米連邦準備制度理事会(FRB)は7月27日の連邦公開市場委員会(FOMC)で、政策金利(短期金利)を0.75%引き上げて、金利水準のレンジを2.25~2.50%とした。今年4回目の利上げとなる。米国の景気後退リスクは一段と高まり、日本経済もそれに引きずられて、景気後退に陥る可能性がある。
あったはずの需要が消える
世界的な景気悪化は、FRBの利上げによるものだとする見方がある。しかし、原因はそれだけではなく、国際通貨基金(IMF)や経済協力開発機構(OECD)の見方にもあるように、世界経済は2021年央から悪化傾向にある。ITなどの生産活動は循環的な動きとしてのピークアウトに達し、徐々に在庫が積み上がる変化が見られる。

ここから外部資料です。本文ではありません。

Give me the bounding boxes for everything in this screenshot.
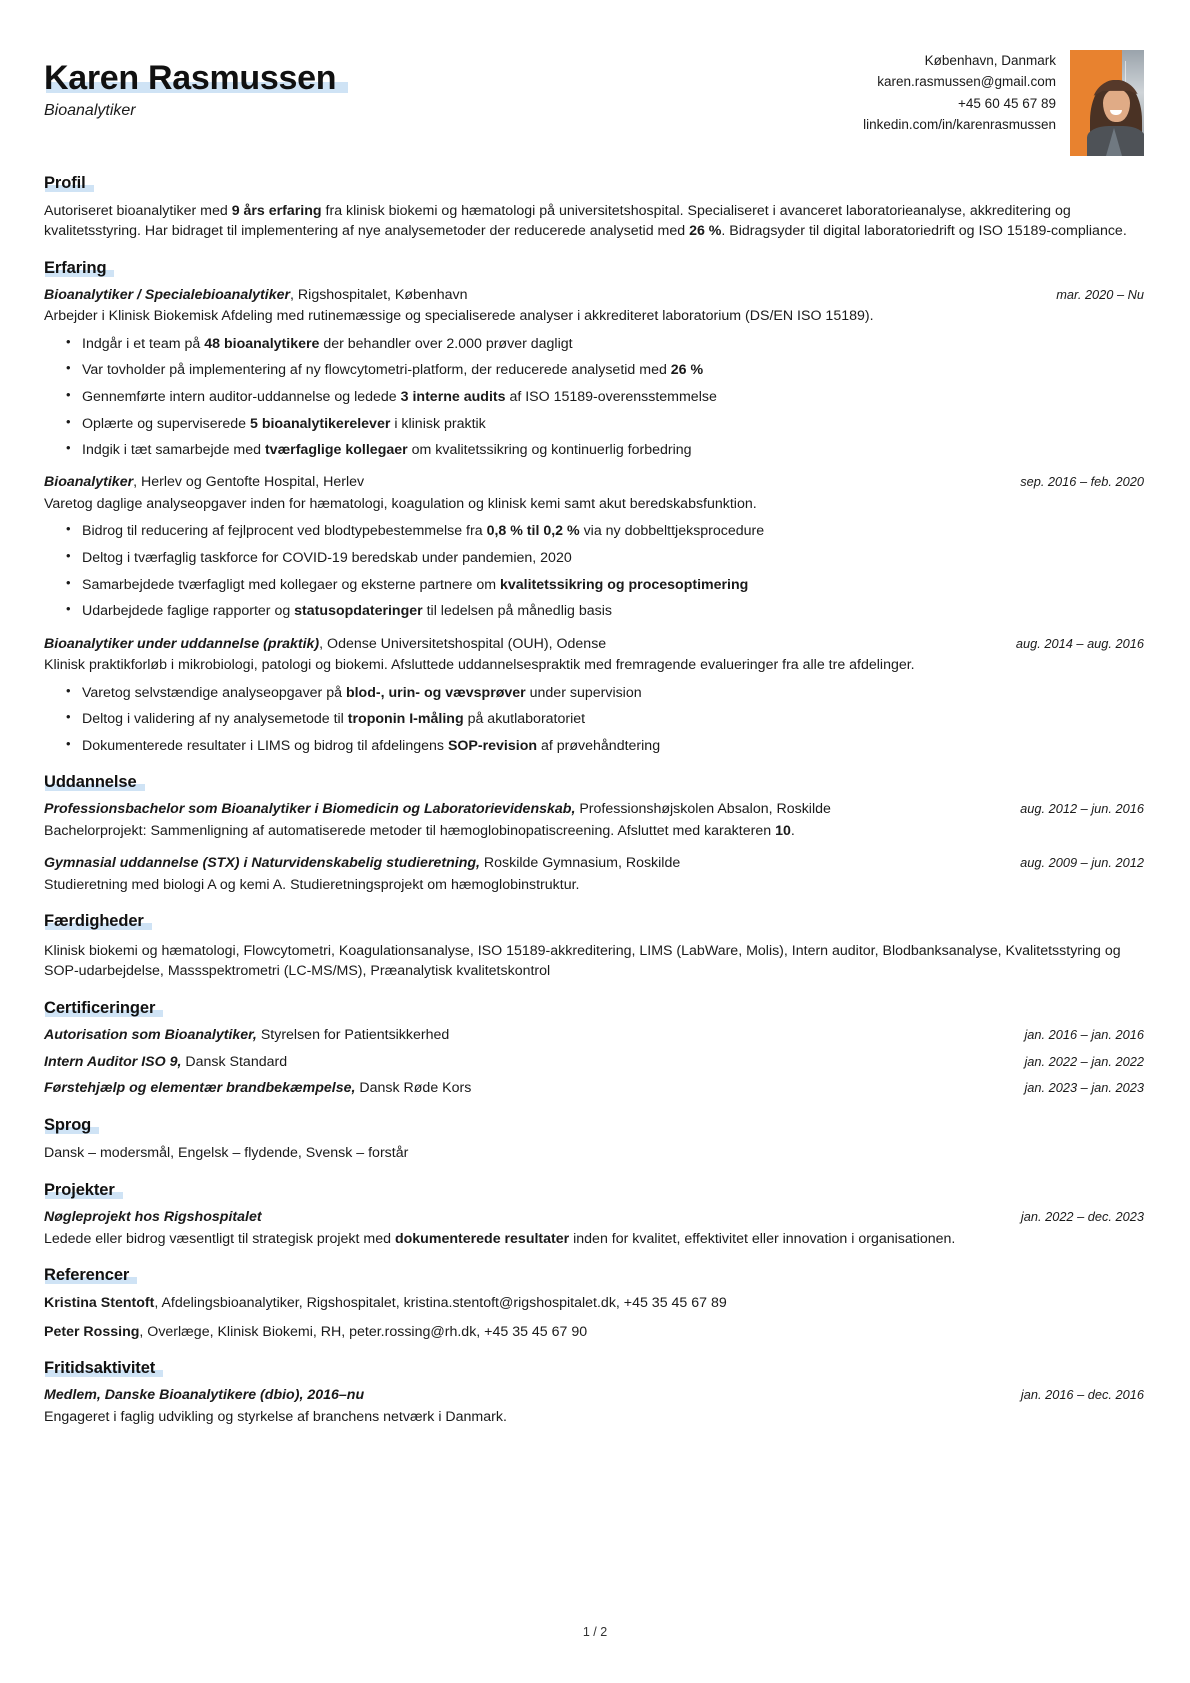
entry-header bbox=[44, 1386, 1144, 1406]
entry-description: Engageret i faglig udvikling og styrkelse af branchens netværk i Danmark. bbox=[44, 1408, 507, 1425]
education-entry bbox=[44, 1386, 1144, 1427]
reference-details: , Afdelingsbioanalytiker, Rigshospitalet, kristina.stentoft@rigshospitalet.dk, +45 35 45 67 89 bbox=[154, 1294, 727, 1311]
entry-description: Varetog daglige analyseopgaver inden for hæmatologi, koagulation og klinisk kemi samt akut beredskabsfunktion. bbox=[44, 496, 757, 513]
list-item: • Oplærte og superviserede 5 bioanalytikerelever i klinisk praktik bbox=[66, 414, 1144, 434]
entry-role: Bioanalytiker / Specialebioanalytiker bbox=[44, 286, 291, 303]
section-heading-uddannelse: Uddannelse bbox=[44, 773, 137, 792]
entry-title bbox=[44, 473, 1002, 493]
section-erfaring bbox=[44, 259, 1144, 756]
list-item: • Udarbejdede faglige rapporter og statusopdateringer til ledelsen på månedlig basis bbox=[66, 601, 1144, 621]
section-heading-faerdigheder: Færdigheder bbox=[44, 912, 144, 931]
entry-header bbox=[44, 286, 1144, 306]
entry-bullet-list bbox=[66, 334, 1144, 461]
entry-org: , Herlev og Gentofte Hospital, Herlev bbox=[133, 474, 365, 491]
entry-role: Professionsbachelor som Bioanalytiker i Biomedicin og Laboratorievidenskab, bbox=[44, 801, 576, 818]
entry-date: mar. 2020 – Nu bbox=[1056, 286, 1144, 302]
list-item: • Samarbejdede tværfagligt med kollegaer og eksterne partnere om kvalitetssikring og procesoptimering bbox=[66, 575, 1144, 595]
entry-date: jan. 2016 – dec. 2016 bbox=[1020, 1386, 1144, 1402]
certification-row bbox=[44, 1053, 1144, 1073]
entry-bullet-list bbox=[66, 683, 1144, 756]
photo-body bbox=[1087, 126, 1144, 156]
erfaring-entries bbox=[44, 286, 1144, 756]
section-heading-erfaring: Erfaring bbox=[44, 258, 107, 277]
entry-title bbox=[44, 635, 998, 655]
education-entry bbox=[44, 800, 1144, 841]
certificering-items bbox=[44, 1026, 1144, 1100]
section-projekter bbox=[44, 1181, 1144, 1249]
list-item: • Indgik i tæt samarbejde med tværfaglige kollegaer om kvalitetssikring og kontinuerlig forbedring bbox=[66, 440, 1144, 460]
entry-date: sep. 2016 – feb. 2020 bbox=[1020, 474, 1144, 490]
reference-row bbox=[44, 1322, 1144, 1342]
fritidsaktivitet-entries bbox=[44, 1386, 1144, 1427]
education-entry bbox=[44, 1208, 1144, 1249]
section-heading-certificeringer: Certificeringer bbox=[44, 998, 156, 1017]
experience-entry bbox=[44, 473, 1144, 621]
entry-role: Gymnasial uddannelse (STX) i Naturvidenskabelig studieretning, bbox=[44, 855, 480, 872]
list-item: • Varetog selvstændige analyseopgaver på blod-, urin- og vævsprøver under supervision bbox=[66, 683, 1144, 703]
entry-header bbox=[44, 800, 1144, 820]
entry-date: aug. 2012 – jun. 2016 bbox=[1020, 801, 1144, 817]
certification-title bbox=[44, 1079, 1006, 1099]
list-item: • Dokumenterede resultater i LIMS og bidrog til afdelingens SOP-revision af prøvehåndtering bbox=[66, 736, 1144, 756]
certification-date: jan. 2016 – jan. 2016 bbox=[1024, 1026, 1144, 1042]
reference-details: , Overlæge, Klinisk Biokemi, RH, peter.rossing@rh.dk, +45 35 45 67 90 bbox=[139, 1323, 588, 1340]
entry-role: Nøgleprojekt hos Rigshospitalet bbox=[44, 1208, 262, 1225]
list-item: • Bidrog til reducering af fejlprocent ved blodtypebestemmelse fra 0,8 % til 0,2 % via ny dobbelttjeksprocedure bbox=[66, 521, 1144, 541]
page-footer: 1 / 2 bbox=[582, 1625, 608, 1639]
certification-name: Autorisation som Bioanalytiker, bbox=[44, 1026, 257, 1043]
professional-title: Bioanalytiker bbox=[44, 101, 136, 119]
header-identity bbox=[44, 42, 336, 120]
experience-entry bbox=[44, 286, 1144, 461]
entry-role: Medlem, Danske Bioanalytikere (dbio), 2016–nu bbox=[44, 1386, 365, 1403]
certification-row bbox=[44, 1026, 1144, 1046]
section-profil bbox=[44, 174, 1144, 242]
experience-entry bbox=[44, 635, 1144, 757]
list-item: • Indgår i et team på 48 bioanalytikere der behandler over 2.000 prøver dagligt bbox=[66, 334, 1144, 354]
entry-date: jan. 2022 – dec. 2023 bbox=[1020, 1208, 1144, 1224]
projekter-entries bbox=[44, 1208, 1144, 1249]
entry-org: , Odense Universitetshospital (OUH), Odense bbox=[319, 635, 607, 652]
cv-header bbox=[44, 42, 1144, 156]
entry-title bbox=[44, 800, 1002, 820]
entry-title bbox=[44, 286, 1038, 306]
entry-description: Bachelorprojekt: Sammenligning af automatiserede metoder til hæmoglobinopatiscreening. Afsluttet med karakteren 10. bbox=[44, 822, 795, 839]
section-heading-projekter: Projekter bbox=[44, 1180, 115, 1199]
section-heading-referencer: Referencer bbox=[44, 1265, 130, 1284]
certification-name: Førstehjælp og elementær brandbekæmpelse, bbox=[44, 1080, 356, 1097]
sprog-text: Dansk – modersmål, Engelsk – flydende, Svensk – forstår bbox=[44, 1145, 409, 1162]
entry-description: Ledede eller bidrog væsentligt til strategisk projekt med dokumenterede resultater inden for kvalitet, effektivitet eller innovation i organisationen. bbox=[44, 1230, 956, 1247]
entry-org: Roskilde Gymnasium, Roskilde bbox=[479, 855, 681, 872]
section-sprog bbox=[44, 1116, 1144, 1163]
entry-bullet-list bbox=[66, 521, 1144, 621]
contact-location: København, Danmark bbox=[924, 53, 1056, 68]
certification-issuer: Dansk Røde Kors bbox=[355, 1080, 472, 1097]
list-item: • Deltog i validering af ny analysemetode til troponin I-måling på akutlaboratoriet bbox=[66, 709, 1144, 729]
reference-name: Kristina Stentoft bbox=[44, 1294, 155, 1311]
uddannelse-entries bbox=[44, 800, 1144, 895]
certification-issuer: Styrelsen for Patientsikkerhed bbox=[256, 1026, 450, 1043]
entry-header bbox=[44, 854, 1144, 874]
certification-title bbox=[44, 1053, 1006, 1073]
entry-title bbox=[44, 1386, 1003, 1406]
certification-issuer: Dansk Standard bbox=[181, 1053, 288, 1070]
education-entry bbox=[44, 854, 1144, 895]
photo-face bbox=[1103, 89, 1130, 122]
certification-date: jan. 2023 – jan. 2023 bbox=[1024, 1080, 1144, 1096]
entry-header bbox=[44, 473, 1144, 493]
page-title: Karen Rasmussen bbox=[44, 59, 337, 97]
section-heading-fritidsaktivitet: Fritidsaktivitet bbox=[44, 1358, 156, 1377]
entry-org: , Rigshospitalet, København bbox=[290, 286, 468, 303]
entry-description: Studieretning med biologi A og kemi A. Studieretningsprojekt om hæmoglobinstruktur. bbox=[44, 876, 580, 893]
contact-email[interactable]: karen.rasmussen@gmail.com bbox=[877, 74, 1056, 90]
skills-text: Klinisk biokemi og hæmatologi, Flowcytometri, Koagulationsanalyse, ISO 15189-akkreditering, LIMS (LabWare, Molis), Intern auditor, Blodbanksanalyse, Kvalitetsstyring og SOP-udarbejdelse, Massspektrometri (LC-MS/MS), Præanalytisk kvalitetskontrol bbox=[44, 943, 1121, 980]
contact-block bbox=[863, 50, 1056, 135]
contact-phone[interactable]: +45 60 45 67 89 bbox=[958, 95, 1056, 111]
entry-role: Bioanalytiker under uddannelse (praktik) bbox=[44, 635, 320, 652]
entry-role: Bioanalytiker bbox=[44, 474, 134, 491]
header-contact-area bbox=[863, 42, 1144, 156]
certification-name: Intern Auditor ISO 9, bbox=[44, 1053, 182, 1070]
entry-description: Klinisk praktikforløb i mikrobiologi, patologi og biokemi. Afsluttede uddannelsespraktik med fremragende evalueringer fra alle tre afdelinger. bbox=[44, 657, 915, 674]
entry-description: Arbejder i Klinisk Biokemisk Afdeling med rutinemæssige og specialiserede analyser i akkrediteret laboratorium (DS/EN ISO 15189). bbox=[44, 308, 874, 325]
entry-header bbox=[44, 1208, 1144, 1228]
section-fritidsaktivitet bbox=[44, 1359, 1144, 1427]
section-heading-profil: Profil bbox=[44, 174, 86, 192]
entry-title bbox=[44, 854, 1002, 874]
entry-org: Professionshøjskolen Absalon, Roskilde bbox=[575, 801, 831, 818]
contact-linkedin[interactable]: linkedin.com/in/karenrasmussen bbox=[863, 116, 1056, 132]
certification-row bbox=[44, 1079, 1144, 1099]
list-item: • Gennemførte intern auditor-uddannelse og ledede 3 interne audits af ISO 15189-overensstemmelse bbox=[66, 387, 1144, 407]
entry-title bbox=[44, 1208, 1003, 1228]
profil-text: Autoriseret bioanalytiker med 9 års erfaring fra klinisk biokemi og hæmatologi på universitetshospital. Specialiseret i avanceret laboratorieanalyse, akkreditering og kvalitetsstyring. Har bidraget til implementering af nye analysemetoder der reducerede analysetid med 26 %. Bidragsyder til digital laboratoriedrift og ISO 15189-compliance. bbox=[44, 203, 1127, 240]
certification-title bbox=[44, 1026, 1006, 1046]
entry-date: aug. 2009 – jun. 2012 bbox=[1020, 855, 1144, 871]
section-referencer bbox=[44, 1266, 1144, 1342]
certification-date: jan. 2022 – jan. 2022 bbox=[1024, 1053, 1144, 1069]
list-item: • Deltog i tværfaglig taskforce for COVID-19 beredskab under pandemien, 2020 bbox=[66, 548, 1144, 568]
section-faerdigheder bbox=[44, 912, 1144, 982]
entry-date: aug. 2014 – aug. 2016 bbox=[1015, 635, 1144, 651]
section-heading-sprog: Sprog bbox=[44, 1116, 92, 1135]
reference-name: Peter Rossing bbox=[44, 1323, 140, 1340]
section-uddannelse bbox=[44, 773, 1144, 895]
reference-row bbox=[44, 1293, 1144, 1313]
section-certificeringer bbox=[44, 999, 1144, 1100]
avatar bbox=[1070, 50, 1144, 156]
entry-header bbox=[44, 635, 1144, 655]
list-item: • Var tovholder på implementering af ny flowcytometri-platform, der reducerede analysetid med 26 % bbox=[66, 360, 1144, 380]
referencer-items bbox=[44, 1293, 1144, 1342]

IT分野では、21年から現在に至るまで半導体不足に悩まされてきた。今でも私たちが家電製品を買おうとすると、店頭に在庫がなくて入荷待ちとなることが少なくない。在庫不足だから、需要は旺盛なはずだと思ってしまう。しかし、景気循環には不思議な側面があり、いったんそれが起きると、今まで存在した需要があっという間に消え、入荷待ちの行列もなくなってしまうことがある。
米国の利上げは、世界中に存在したはずの需要を消滅させ、経済活動を停滞させてしまうことが怖い。すでに、米利上げはボディーブローのように世界経済の体力を奪っている。